Moin,

am 23.03.2017 um 19:34 schrieb Martin Huněk:
Let say that, end user (MNT) would be able to indicate that ASN should be hidden from the BGP and provide remarks for a reason (IXP or whatever) - mandatory.

Sorry, but as a public ASN is to serve public inter-AS-uses, why even think about private usage of a public resource? If you use a public AS internally only, you should switch to a private AS.


Am 23.03.2017 um 18:26 schrieb Hank Nussbacher:
On 23/03/2017 14:18, Laurens Hoogendoorn wrote:
Our Proposal
[…]

Very often, companies get bought or merge and then get bought out again.
A company that received an ASN 15 years ago and hasn't updated their whois and isn't announcing the ASN will be difficult to track down.
Well, so what? If the ASN isn't used where it counts, why should it stay assigned to an organization that clearly doesn't care at all (or, for that matter, exists)?


Am 23.03.2017 um 13:18 schrieb Laurens Hoogendoorn:
There are a number of legitimate reasons why an ASN might not be advertised in the routing system.

Care to list at least a few? https://www.ripe.net/publications/docs/ripe-679 looks rather straightforward — and against hidden usage of assigned ASNs?

2.0 Assignment Criteria

In order to help decrease global routing complexity, a new AS Number should be used only if a new external routing policy is required, see RFC1930.

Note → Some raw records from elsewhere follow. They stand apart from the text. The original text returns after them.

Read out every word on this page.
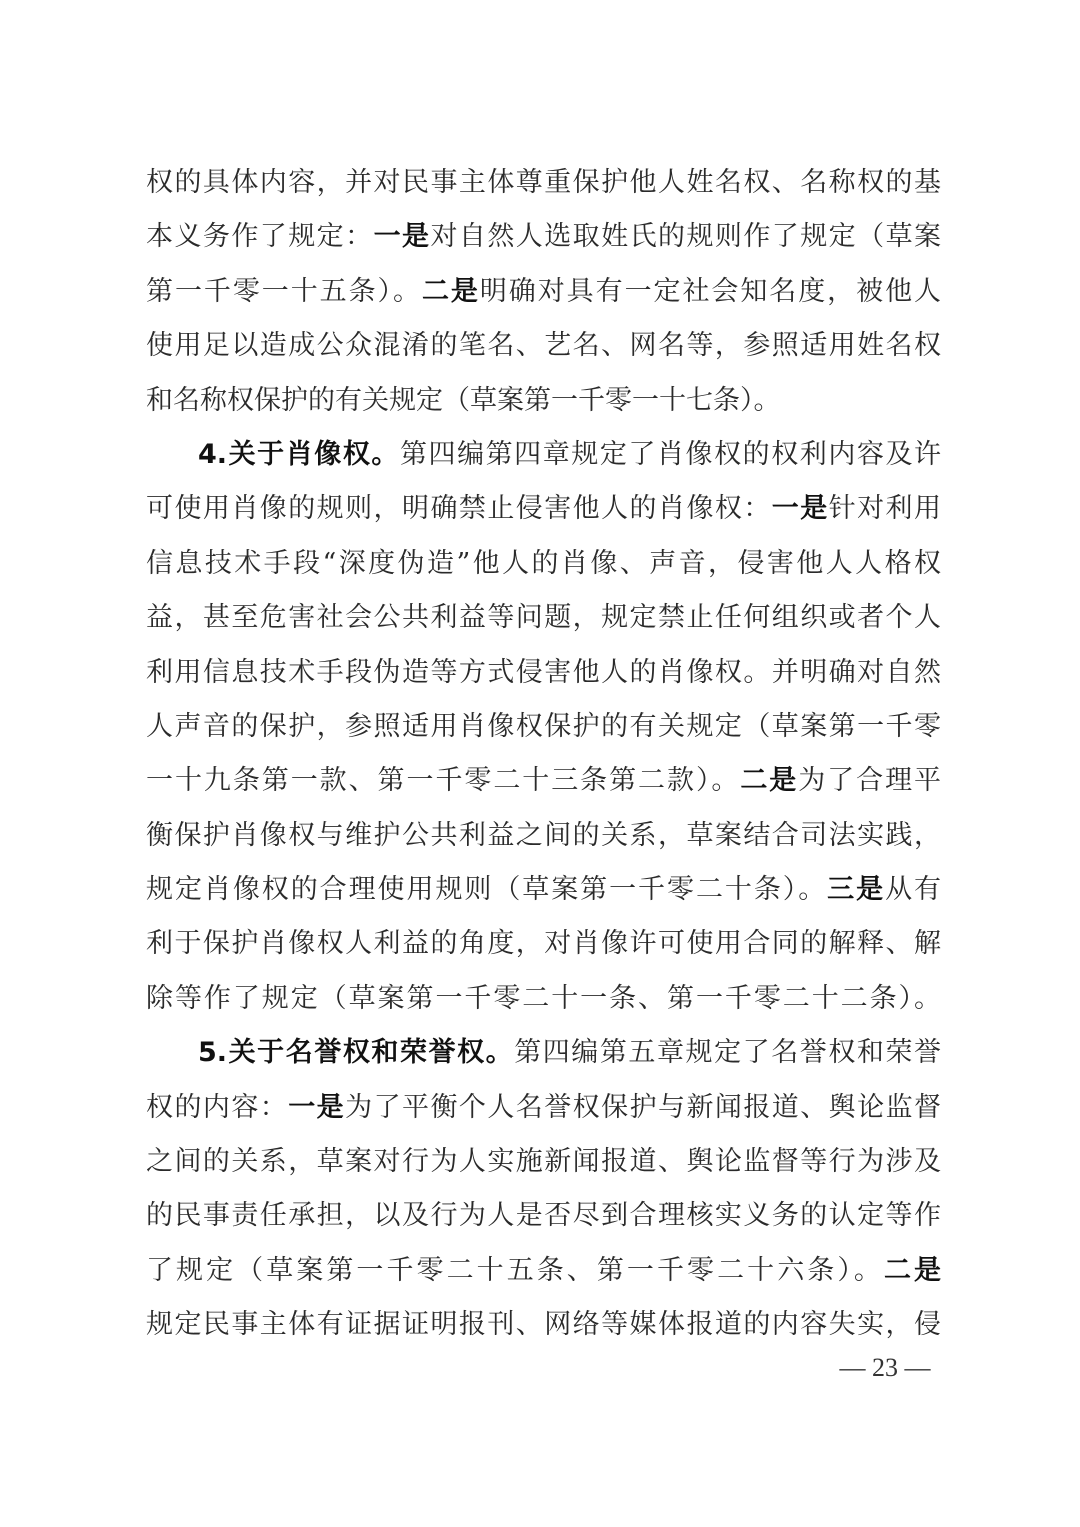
权的具体内容，并对民事主体尊重保护他人姓名权、名称权的基
本义务作了规定：一是对自然人选取姓氏的规则作了规定（草案
第一千零一十五条）。二是明确对具有一定社会知名度，被他人
使用足以造成公众混淆的笔名、艺名、网名等，参照适用姓名权
和名称权保护的有关规定（草案第一千零一十七条）。
4.关于肖像权。第四编第四章规定了肖像权的权利内容及许
可使用肖像的规则，明确禁止侵害他人的肖像权：一是针对利用
信息技术手段“深度伪造”他人的肖像、声音，侵害他人人格权
益，甚至危害社会公共利益等问题，规定禁止任何组织或者个人
利用信息技术手段伪造等方式侵害他人的肖像权。并明确对自然
人声音的保护，参照适用肖像权保护的有关规定（草案第一千零
一十九条第一款、第一千零二十三条第二款）。二是为了合理平
衡保护肖像权与维护公共利益之间的关系，草案结合司法实践，
规定肖像权的合理使用规则（草案第一千零二十条）。三是从有
利于保护肖像权人利益的角度，对肖像许可使用合同的解释、解
除等作了规定（草案第一千零二十一条、第一千零二十二条）。
5.关于名誉权和荣誉权。第四编第五章规定了名誉权和荣誉
权的内容：一是为了平衡个人名誉权保护与新闻报道、舆论监督
之间的关系，草案对行为人实施新闻报道、舆论监督等行为涉及
的民事责任承担，以及行为人是否尽到合理核实义务的认定等作
了规定（草案第一千零二十五条、第一千零二十六条）。二是
规定民事主体有证据证明报刊、网络等媒体报道的内容失实，侵
— 23 —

A network must be multihomed in order to qualify for an AS Number.

When requesting an AS Number the routing policy of the Autonomous System must be provided. The new unique routing policy should be defined in RPSL language, as used in the RIPE Database.


So, you need a "new" *external* routing policy to receive a (public) ASN. If your ASN does not show up in the global routing anymore, you obviously lost the need for that '"new" *external* routing policy', no?

While I don't see any need to reclaim "virtually unused" ASNs since the protocol got extended to 32 bits, I don't see why there should be any fuzz about those ASNs not seen in the public routing tables either. Define January 1st and July 1st of each year as checkpoint dates, if an ASN isn't present in global routing of IPv4 and IPv6 on two consecutive checkpoint dates, it's scheduled for unassignment after the next checkpoint date. Send out appropriate information based on whois data *once*, put the AS on a red list on the RIPE website for these six months. No reaction: it's free to go, end of story.